Os dados apresentados no quadro (23) foram produzidos pelos auxiliares
RSTB, DTB, TTB, GJRTB, MPTB, SMTB, ATB, MATB, AETB e STTB pertencentes a
cinco das seis aldeias representadas nesta pesquisa. A faixa etária dos falantes que
produziram esses dados insere-se entre três jovens (do sexo feminino), cinco
adultos (três do sexo feminino e dois do masculino) e dois idosos (do sexo feminino
e masculino).
5.4 PARA UMA INSERÇÃO DO PVTG NA SITUAÇÃO LINGUÍSTICA DE
“LANGUAGE SHIFT”
Nesta seção, retomo a subseção (4.1.3.1) do Capítulo IV acerca de “language
shift” que, segundo explicitado em Winford (2003), é uma das três macro situações
em que se pode evidenciar o contato linguístico: (i) “manutenção de língua”; (ii)
language shift; (iii) criação de novas línguas. Assim, corroboro a proposta, já
esboçada direta e indiretamente ao longo desta tese, de que os Tembé do rio
Guamá estejam inseridos, em sua atual situação de fala, no tipo de contato
chamado: language shift.
Como abordado na subseção (4.1.3.1.) do capítulo (4), evidencia-se que o
contato entre diferentes grupos linguísticos pode direcionar à mudança de uma dada
língua “x” para uma língua “y” – ver, entre outros, Winford (2003: 15). Logo, pelo
exposto nesta tese até esta subseção, penso ter demonstrado que a comunidade
indígena ‘Tembé do Guamá’ esteja inserida em um contexto geolinguístico
plurilíngue e que, devido à forte situação de contato com o português falado na
265
região onde se insere, o povo tembé do rio Guamá se encontra em fase consolidada
de mudança da língua tembé/tenetehar para o português. As situações de contato
linguístico em que os Tembé do rio Guamá têm sido expostos há décadas
favoreceram a aquisição, por parte deste grupo indígena, de uma variedade própria
da língua portuguesa que venho denominando (por meio de um banco de dados) de
português vernacular tembé do Guamá (PVTG).
Através dos exemplos apontados neste capítulo do PVTG e centrada em
falantes idosos que são parte do conjunto dos auxiliares linguísticos desta pesquisa,
admito que a comunidade Tembé do rio Guamá venha implementando a língua
portuguesa como sua realidade linguística há mais de 60 anos. Portanto, uma
geração da faixa etária de “adultos” e da faixa etária “jovem”, além, óbvio das
crianças dessa comunidade indígena, já adquiriram o português como sua língua
materna – L1.
A seguir, apresento sucintamente um resumo “histórico” da situação
sociocomunicativa do povo Tembé do rio Guamá que culmina com a atual situação
de falantes L1 de uma variedade de português brasileiro.

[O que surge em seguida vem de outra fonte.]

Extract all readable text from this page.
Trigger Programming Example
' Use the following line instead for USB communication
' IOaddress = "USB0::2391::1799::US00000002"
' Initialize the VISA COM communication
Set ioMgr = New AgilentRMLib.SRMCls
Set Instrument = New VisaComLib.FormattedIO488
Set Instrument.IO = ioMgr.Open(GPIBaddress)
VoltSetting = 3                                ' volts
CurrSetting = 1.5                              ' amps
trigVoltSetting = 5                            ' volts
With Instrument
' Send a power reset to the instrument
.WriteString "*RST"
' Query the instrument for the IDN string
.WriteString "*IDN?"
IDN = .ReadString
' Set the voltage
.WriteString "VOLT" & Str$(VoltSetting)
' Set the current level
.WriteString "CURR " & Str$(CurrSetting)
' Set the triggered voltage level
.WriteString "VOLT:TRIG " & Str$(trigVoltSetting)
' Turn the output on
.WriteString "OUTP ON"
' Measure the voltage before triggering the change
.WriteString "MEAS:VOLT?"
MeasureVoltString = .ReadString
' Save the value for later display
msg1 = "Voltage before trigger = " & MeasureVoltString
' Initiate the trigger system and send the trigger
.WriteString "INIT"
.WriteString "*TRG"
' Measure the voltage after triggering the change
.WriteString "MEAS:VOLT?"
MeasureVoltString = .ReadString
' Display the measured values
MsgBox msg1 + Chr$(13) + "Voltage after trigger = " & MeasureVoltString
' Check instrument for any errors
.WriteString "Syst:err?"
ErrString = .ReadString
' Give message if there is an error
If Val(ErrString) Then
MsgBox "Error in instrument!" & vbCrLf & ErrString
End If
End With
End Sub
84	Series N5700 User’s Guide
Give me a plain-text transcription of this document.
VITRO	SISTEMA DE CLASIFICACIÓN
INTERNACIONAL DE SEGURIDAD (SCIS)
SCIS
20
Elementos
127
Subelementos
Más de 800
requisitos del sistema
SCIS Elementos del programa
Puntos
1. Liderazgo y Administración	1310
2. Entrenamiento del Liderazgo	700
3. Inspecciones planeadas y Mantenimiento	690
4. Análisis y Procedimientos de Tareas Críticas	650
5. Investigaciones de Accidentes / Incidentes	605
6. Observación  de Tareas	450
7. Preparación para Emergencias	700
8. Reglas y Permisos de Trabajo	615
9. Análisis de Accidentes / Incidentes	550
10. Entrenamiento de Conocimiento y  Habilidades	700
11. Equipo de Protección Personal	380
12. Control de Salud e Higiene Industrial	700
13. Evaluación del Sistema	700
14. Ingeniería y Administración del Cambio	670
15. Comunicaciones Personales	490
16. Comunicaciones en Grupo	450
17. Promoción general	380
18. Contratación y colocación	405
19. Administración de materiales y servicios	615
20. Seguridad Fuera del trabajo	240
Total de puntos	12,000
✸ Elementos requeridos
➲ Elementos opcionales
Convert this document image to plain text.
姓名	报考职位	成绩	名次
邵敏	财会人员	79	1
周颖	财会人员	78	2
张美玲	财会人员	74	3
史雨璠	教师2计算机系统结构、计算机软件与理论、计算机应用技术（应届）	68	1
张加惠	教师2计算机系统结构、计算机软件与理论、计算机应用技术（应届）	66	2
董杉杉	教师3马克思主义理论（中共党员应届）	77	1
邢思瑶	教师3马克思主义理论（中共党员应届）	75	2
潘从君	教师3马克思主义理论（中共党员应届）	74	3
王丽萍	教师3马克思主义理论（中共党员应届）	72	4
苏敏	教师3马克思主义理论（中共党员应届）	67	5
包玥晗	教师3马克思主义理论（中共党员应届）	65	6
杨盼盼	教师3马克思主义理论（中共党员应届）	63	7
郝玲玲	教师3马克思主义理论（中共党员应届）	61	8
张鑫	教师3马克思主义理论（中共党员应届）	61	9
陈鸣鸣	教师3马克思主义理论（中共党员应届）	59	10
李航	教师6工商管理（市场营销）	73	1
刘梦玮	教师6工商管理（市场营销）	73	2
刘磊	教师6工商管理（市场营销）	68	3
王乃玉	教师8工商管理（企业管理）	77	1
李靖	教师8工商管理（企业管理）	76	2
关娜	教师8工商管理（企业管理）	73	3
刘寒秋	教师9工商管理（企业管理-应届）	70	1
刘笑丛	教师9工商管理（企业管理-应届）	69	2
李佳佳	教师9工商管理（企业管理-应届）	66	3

5.4.1. Para um ‘Overview’ da Situação Sociocomunicativa dos Tembé do Rio Guamá
Os Tembé do rio Guamá – também conhecidos como tembé/tenetehar –,
habitantes do nordeste do Estado do Pará desde a época da colonização do norte
do Brasil, são parte do conjunto de etnias indígenas “catequisadas” por missionários
da Coroa Portuguesa como parte da expansão colonialista portuguesa no Brasil a
partir do século VI. Assim, os antepassados dos povos que hoje se chamam
“guajajara” e “tembé” tiveram os primeiros contatos com a língua portuguesa no
contexto histórico das Grandes Navegações (ver capítulo 1) e, mais tarde, por meio
da Língua Geral (LG) que, segundo algumas hipóteses, pode se tratar de uma língua
que se formou a partir de uma “reestruturação” do português (e de muitas línguas)
faladas no Brasil Colônia”.
266
A Língua Geral, segundo a literatura especializada, divide-se em: Língua
Geral de São Paulo, Língua Geral da Bahia e Língua Geral Amazônica – ver, entre
outros, Freire (2011); Argolo (2018); Oliveira, Zanoli & Módolo (2019).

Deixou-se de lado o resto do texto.